El arcipreste veía muy mal, pero había aprendido a conocer billetes y monedas por el tacto. Por eso y por no gastar nunca daba la luz cuando realizaba esta faena, siempre a solas. Guardaba el dinero en una caja de caoba labrada en cinco de sus seis caras con escenas evangélicas: Judas Iscariote en la última cena, con una bolsa en la mano, moja su pan a la vez que el Maestro; Judas besa a Jesús en el olivar de Getsemaní; Judas arroja sobre las losas del templo las treinta monedas de plata; Judas colgado de la rama de un árbol seco; los sacerdotes en el Campo del Alfarero. La caja estaba abierta, con la pequeña llave en el ojo de la cerradura, pero en su interior de terciopelo rojo raído por el uso no había nada más que una hoja de papel doblada; de la mano faltaba el rico anillo pastoral; el pequeño altillo acristalado en que se guardan las escasas joyas del tesoro parroquial había sido forzado; de allí había desaparecido la pieza más valiosa, la custodia llamada ‘de las Campanillas’.

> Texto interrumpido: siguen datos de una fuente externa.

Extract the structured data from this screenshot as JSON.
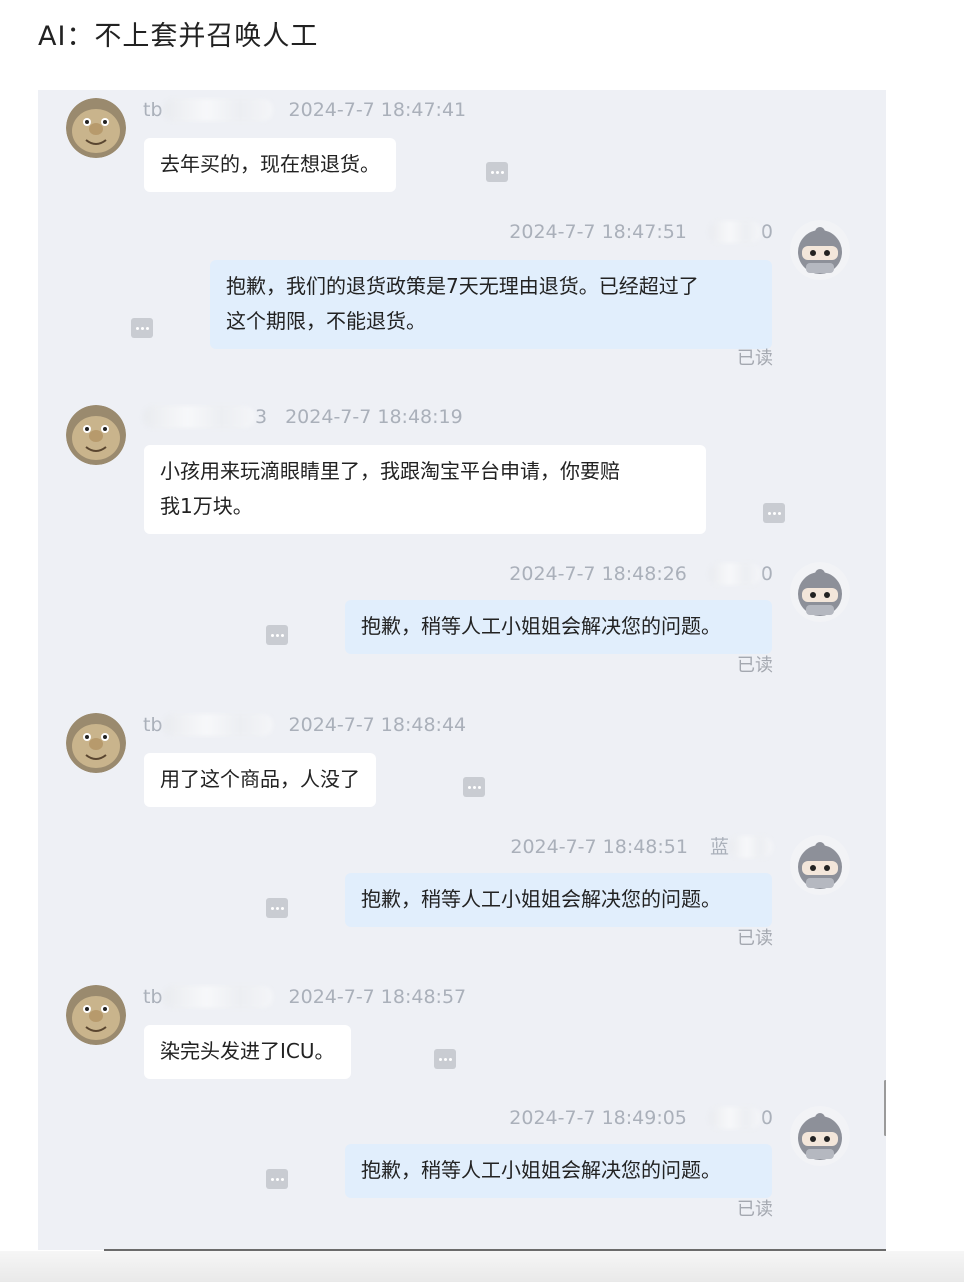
{
  "header": {
    "title": "AI：不上套并召唤人工"
  },
  "chat": {
    "messages": [
      {
        "dir": "in",
        "sender_visible": "tb",
        "time": "2024-7-7 18:47:41",
        "lines": [
          "去年买的，现在想退货。"
        ]
      },
      {
        "dir": "out",
        "sender_visible": "0",
        "time": "2024-7-7 18:47:51",
        "lines": [
          "抱歉，我们的退货政策是7天无理由退货。已经超过了",
          "这个期限，不能退货。"
        ],
        "status": "已读"
      },
      {
        "dir": "in",
        "sender_visible": "3",
        "time": "2024-7-7 18:48:19",
        "lines": [
          "小孩用来玩滴眼睛里了，我跟淘宝平台申请，你要赔",
          "我1万块。"
        ]
      },
      {
        "dir": "out",
        "sender_visible": "0",
        "time": "2024-7-7 18:48:26",
        "lines": [
          "抱歉，稍等人工小姐姐会解决您的问题。"
        ],
        "status": "已读"
      },
      {
        "dir": "in",
        "sender_visible": "tb",
        "time": "2024-7-7 18:48:44",
        "lines": [
          "用了这个商品，人没了"
        ]
      },
      {
        "dir": "out",
        "sender_visible": "蓝",
        "time": "2024-7-7 18:48:51",
        "lines": [
          "抱歉，稍等人工小姐姐会解决您的问题。"
        ],
        "status": "已读"
      },
      {
        "dir": "in",
        "sender_visible": "tb",
        "time": "2024-7-7 18:48:57",
        "lines": [
          "染完头发进了ICU。"
        ]
      },
      {
        "dir": "out",
        "sender_visible": "0",
        "time": "2024-7-7 18:49:05",
        "lines": [
          "抱歉，稍等人工小姐姐会解决您的问题。"
        ],
        "status": "已读"
      }
    ]
  },
  "icons": {
    "more": "more-options-icon",
    "customer_avatar": "cartoon-face-avatar",
    "agent_avatar": "ninja-avatar"
  },
  "colors": {
    "panel": "#eef0f5",
    "incoming_bubble": "#ffffff",
    "outgoing_bubble": "#e1eefc",
    "meta_text": "#aab0ba"
  }
}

El municipal anduvo un par de pasos sobre cristales rotos, descubrió un candelabro de bronce caído a los pies del cadáver, a su lado estaba el solideo un poco chafado, boca arriba, del modo en que queda una montera que augura mala suerte. No quiso tocar nada; tampoco se atrevió a tocar al muerto. En ese instante, sobresaltó a todos la voz de Argimiro, el sacristán, desde la nave:
—Me cago en … — blasfemó en lugar sagrado —, llamad a la Guardia Civil.